Casual anti-Semitism of the British middle class

Sometimes even the most seemingly insignificant anti-Israel statements reveal, by their complete irrationality, deep-rooted anti-Semitism. I want to recount two recent such statements - one in a newspaper and one I experienced personally.

The latter occurred in a pub in a middle class area of London. A highly intelligent upper-middle class gentleman had arranged an exhibition of local artists' work (including his own) there, and I ended up in a long conversation with him. I told him I was Jewish because we were discussing the use of religious images in art. The man, who described himself as a lapsed Catholic, said he had refused to hang a painting by another artist because it contained images of women in burkas and he said he felt this would be offensive to Muslims. I asked him why he felt it would be offensive and how such an attitude was consistent with the fact that his own displayed artwork contained graphic nudity. His only response was to say that he felt that it was not his job to offend Muslims. Perhaps feeling that the conversation was at this point getting too serious he decided to tell a joke. It was about a landlord having problems with some tenants in his flat and the police being called, leading to the following  'punchline':
Police: "Who are the occupiers?"
Landlord: "The Israelis of course!"
When I told him that the 'joke' was not only completely unfunny, but deeply offensive because it perpetuated a false stereotype about the Jewish nation he said he was shocked. "How could you possibly be offended by that joke. It was on a BBC show".

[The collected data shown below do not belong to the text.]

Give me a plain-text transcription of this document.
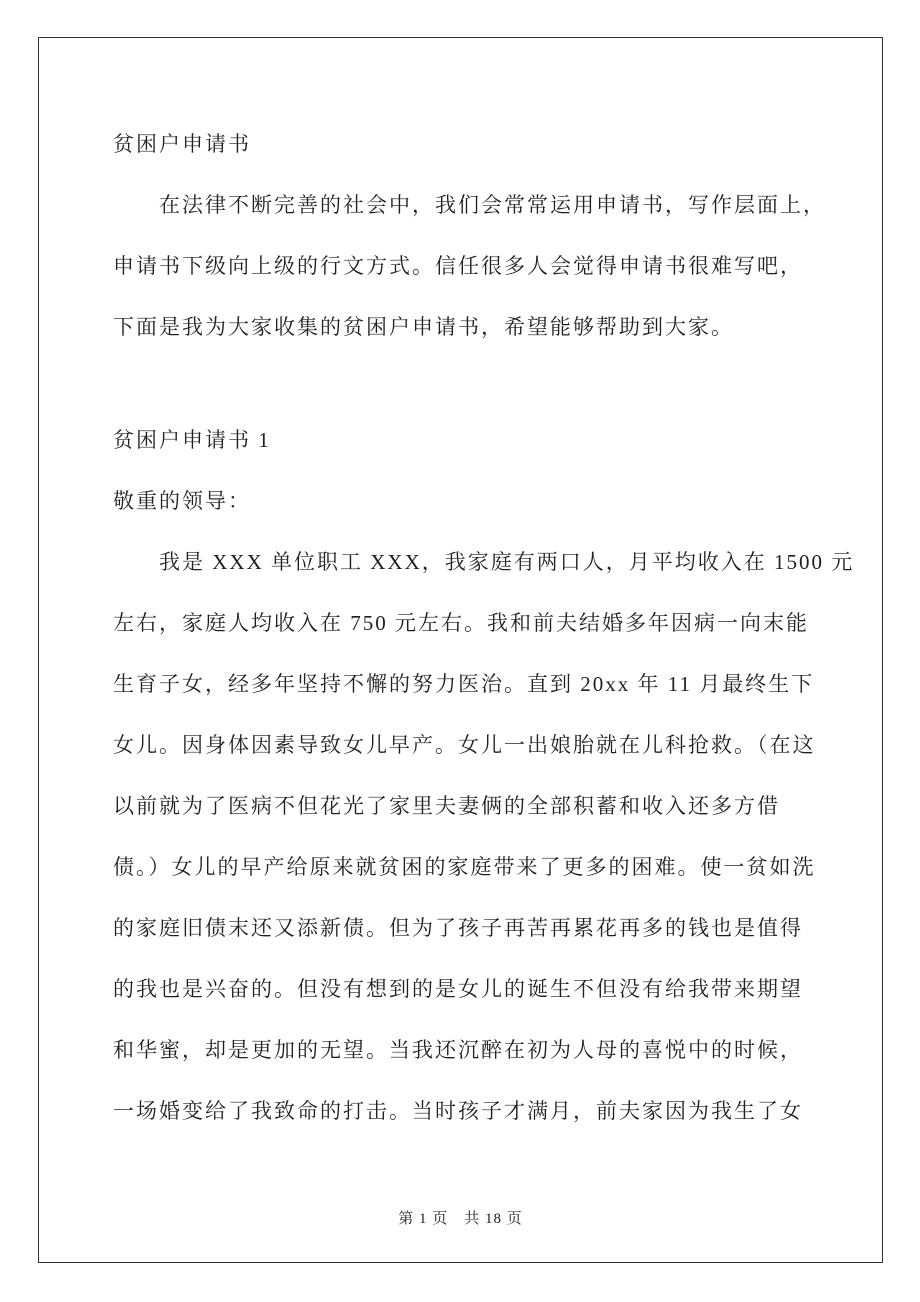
贫困户申请书
在法律不断完善的社会中，我们会常常运用申请书，写作层面上，
申请书下级向上级的行文方式。信任很多人会觉得申请书很难写吧，
下面是我为大家收集的贫困户申请书，希望能够帮助到大家。
贫困户申请书 1
敬重的领导：
我是 XXX 单位职工 XXX，我家庭有两口人，月平均收入在 1500 元
左右，家庭人均收入在 750 元左右。我和前夫结婚多年因病一向末能
生育子女，经多年坚持不懈的努力医治。直到 20xx 年 11 月最终生下
女儿。因身体因素导致女儿早产。女儿一出娘胎就在儿科抢救。（在这
以前就为了医病不但花光了家里夫妻俩的全部积蓄和收入还多方借
债。）女儿的早产给原来就贫困的家庭带来了更多的困难。使一贫如洗
的家庭旧债末还又添新债。但为了孩子再苦再累花再多的钱也是值得
的我也是兴奋的。但没有想到的是女儿的诞生不但没有给我带来期望
和华蜜，却是更加的无望。当我还沉醉在初为人母的喜悦中的时候，
一场婚变给了我致命的打击。当时孩子才满月，前夫家因为我生了女
第 1 页 共 18 页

He did not realise the irony of his remarks and the fact that he had just made it clear how far he would go out of his way never to offend a Muslim, while thinking nothing of offending a Jew. In the subsequent conversation he asked if I was born in the UK and when I told him of course I was born in London, he said in that case I had no right to be offended by a joke like that.

The second example is from the Editorial here in yesterday's Evening Standard.

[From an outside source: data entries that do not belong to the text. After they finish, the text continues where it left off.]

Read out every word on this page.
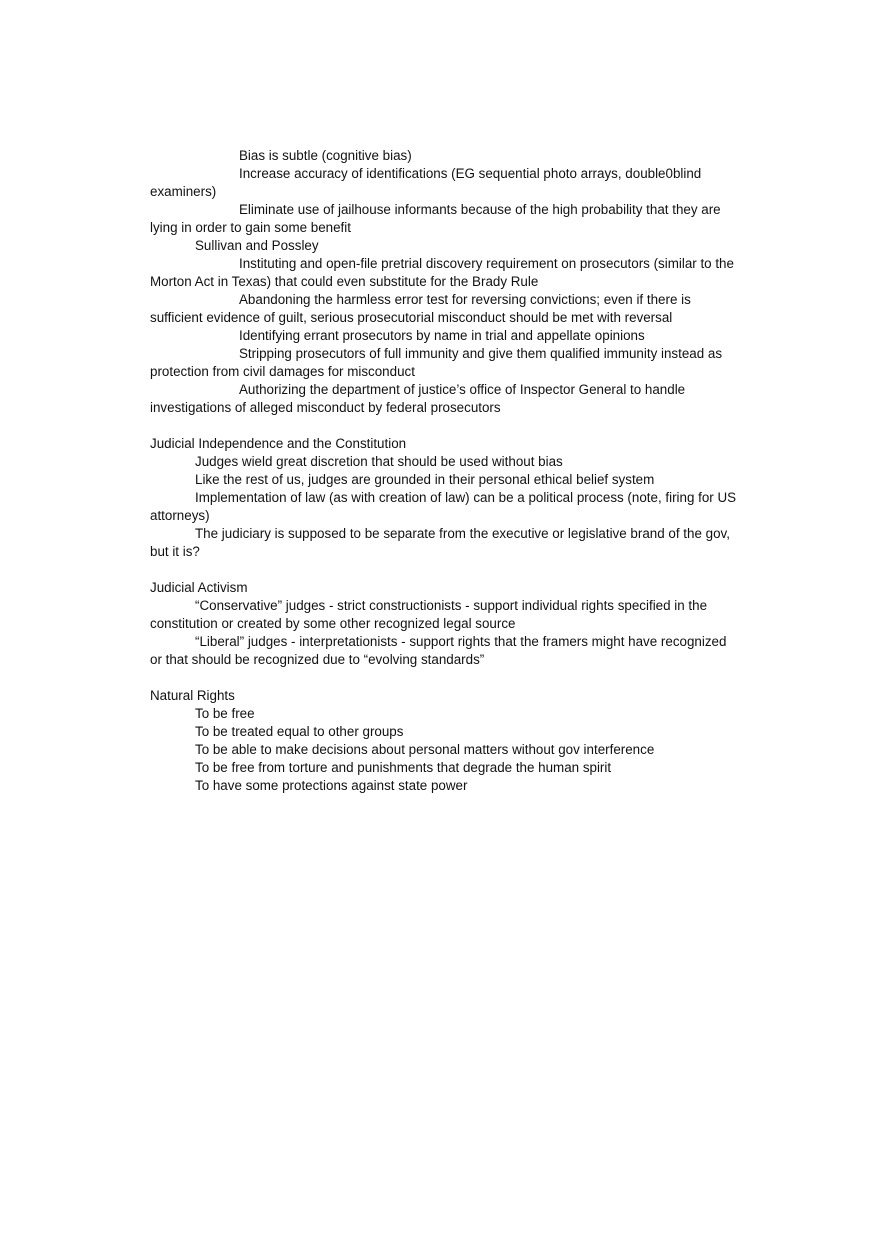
Bias is subtle (cognitive bias)

Increase accuracy of identifications (EG sequential photo arrays, double0blind examiners)

Eliminate use of jailhouse informants because of the high probability that they are lying in order to gain some benefit

Sullivan and Possley

Instituting and open-file pretrial discovery requirement on prosecutors (similar to the Morton Act in Texas) that could even substitute for the Brady Rule

Abandoning the harmless error test for reversing convictions; even if there is sufficient evidence of guilt, serious prosecutorial misconduct should be met with reversal

Identifying errant prosecutors by name in trial and appellate opinions

Stripping prosecutors of full immunity and give them qualified immunity instead as protection from civil damages for misconduct

Authorizing the department of justice’s office of Inspector General to handle investigations of alleged misconduct by federal prosecutors

Judicial Independence and the Constitution

Judges wield great discretion that should be used without bias

Like the rest of us, judges are grounded in their personal ethical belief system

Implementation of law (as with creation of law) can be a political process (note, firing for US attorneys)

The judiciary is supposed to be separate from the executive or legislative brand of the gov, but it is?

Judicial Activism

“Conservative” judges - strict constructionists - support individual rights specified in the constitution or created by some other recognized legal source

“Liberal” judges - interpretationists - support rights that the framers might have recognized or that should be recognized due to “evolving standards”

Natural Rights

To be free

To be treated equal to other groups

To be able to make decisions about personal matters without gov interference

To be free from torture and punishments that degrade the human spirit

To have some protections against state power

Evening Standard Editorial, 24 April 2013
Readers of this blog will know of the rampant and obsessive anti-Israel stance of this paper (see here, here and here), but in many respects this particular Editorial is pretty sensible. It is the insertion of the very small statement in relation to Israel that reveals - when you analyse it carefully - irrational contempt.  Al Qaeda's number one stated goal is to kill every Jew in the world. The Al Qaeda Syrian units have already started firing at Israel from the positions it has overran near the Golan Heights in Syria and its leadership has publicly stated that their first goal after defeating Assad will be to destroy Israel, hinting that they will use Syria's massive stockpile of chemical weapons to do this. There is some threat to the stability of Lebanon from an Al Qaeda takeover of Syria as the writer understands. But, unlike to Israel, this is not an existential threat. So does the writer show sympathy to Israel's concerns as he clearly does to Lebanon's and the peaceful people of Syria? No because whereas Lebanon is 'threatened by chaos' the only concern the writer has about Israel is its 'bellicose reaction'. From this read  "just because the Jihadists threaten Israel with extinction and just because they back this up with actual bombings, terrorist attacks and the potential use of chemical weapons, the thing we REALLY have to worry about is the disgraceful notion that Israel might actually takes steps to defend itself".

1 comment:

Anonymous said...

Anti-semitism will blow up democracy in Europe, or what's left of it anyway, if European governments do not immediately banish Radical Islam from their shores.

Unfortunately, the UK has always been filled with Anglo-Saxon Jew haters, and I, tragically, never, ever see that going away.